The five technologies identified by intelligence officials are:

  • Artificial intelligence
  • Quantum computing
  • Bioscience
  • Semiconductors
  • Autonomous systems

Officials cited legal and illegal activities, particularly those conducted by China, that have crippled competitiveness in sectors such as steel and solar panels. They also pointed to China’s wipeout of the Australian rail industry as an example.

“We don’t want what happened in those other industries to happen here,” said Michael Orlando, acting director of the National Counterintelligence and Security Center, which falls under the Director of National Intelligence. When asked what the impact would be if the U.S. loses supremacy, he said: “It could be severe. We’ve got to focus on these industries because we can’t afford to lose them.”

In a new report, the NCSC wrote that “these sectors produce technologies that may determine whether America remains the world’s leading superpower or is eclipsed by strategic competitors in the next few years.”

In each area, officials said, adversary nations have used a blend of legal and illegal methods – ranging from hiring talent to mergers and acquisitions to hacking and old-fashioned spycraft – to steal and replicate American technology.

Over the past several months, officials have briefed a small group of executives and academics on the dangers to their research. Now that the report is public, officials plan on a more aggressive outreach to industry and universities.

Officials said many private sector business leaders fail to appreciate that the outreach they get from Chinese and Russian entities for everything from joint ventures and partnerships to mergers and acquisitions is part of a national strategy by those governments to acquire those technologies and replace the American firms that are producing them.

Intelligence agencies fear that U.S. firms will not only lose their edge, but will be entirely pushed out of the technology sectors crucial to the 21st century.

“Its not just the loss of intellectual property, but the loss of a complete business model” said Edward You, NCSC’s national counterintelligence officer for Emerging and Disruptive Technologies. He said vulnerability is particularly acute in health technology. “Because of our short sightedness, we may wake up one day and discover that we have become health care crack addicts and China has become our pusher.”

Their goal is to explain to companies and universities that they are on the receiving end of a sophisticated, and often devious, effort by foreign governments to make off with valuable technology — and that some transactions that appear to be simple business deals are more dangerous to the country.

“People are having trouble understanding the bigger picture here and the ways that legal and illegal come together,” Orlando said. Any particular deal could be attractive on the individual merits, but American business leaders should recognize that these offers aren’t coming on the merits.

“It wasn’t just because it was a good investment,” he said. “It was because it was part of this larger plan.” 

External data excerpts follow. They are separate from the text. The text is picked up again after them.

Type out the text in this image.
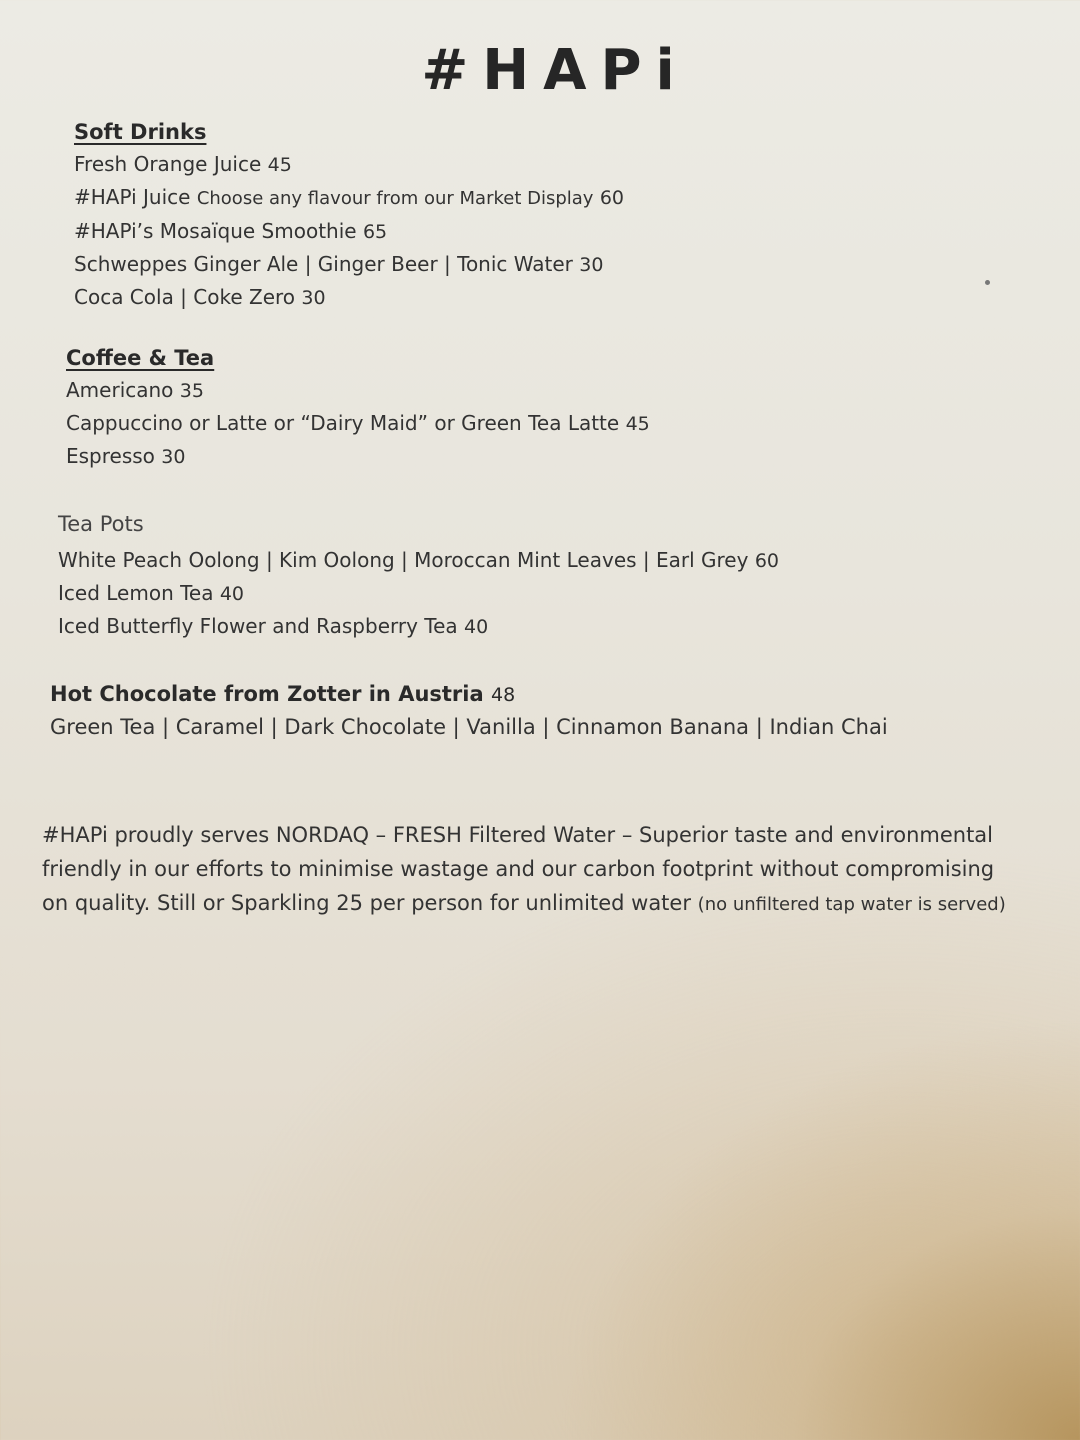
#HAPi
Soft Drinks
Fresh Orange Juice 45
#HAPi Juice Choose any flavour from our Market Display 60
#HAPi’s Mosaïque Smoothie 65
Schweppes Ginger Ale | Ginger Beer | Tonic Water 30
Coca Cola | Coke Zero 30
Coffee & Tea
Americano 35
Cappuccino or Latte or “Dairy Maid” or Green Tea Latte 45
Espresso 30
Tea Pots
White Peach Oolong | Kim Oolong | Moroccan Mint Leaves | Earl Grey 60
Iced Lemon Tea 40
Iced Butterfly Flower and Raspberry Tea 40
Hot Chocolate from Zotter in Austria 48
Green Tea | Caramel | Dark Chocolate | Vanilla | Cinnamon Banana | Indian Chai
#HAPi proudly serves NORDAQ – FRESH Filtered Water – Superior taste and environmental
friendly in our efforts to minimise wastage and our carbon footprint without compromising
on quality. Still or Sparkling 25 per person for unlimited water (no unfiltered tap water is served)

Intelligence officials, however, stopped short of recommending “decoupling” the U.S. and Chinese economies or of stopping the flow of students and employees from China and Russia, citing an awareness that collaboration can be mutually beneficial.

An overall area of concern is the United States losing its ability to develop and manufacture its own supply chain of biological and health care supplies — a vulnerability that became all too clear during the Covid-19 pandemic and could be even worse during the next one, according to You.

“We’re dependent on them,” he said. “They could develop a countermeasure before anybody else does. An effective defense is the equivalent of an offense. They can withhold supply like they did with masks. They have all the strategic advantages.”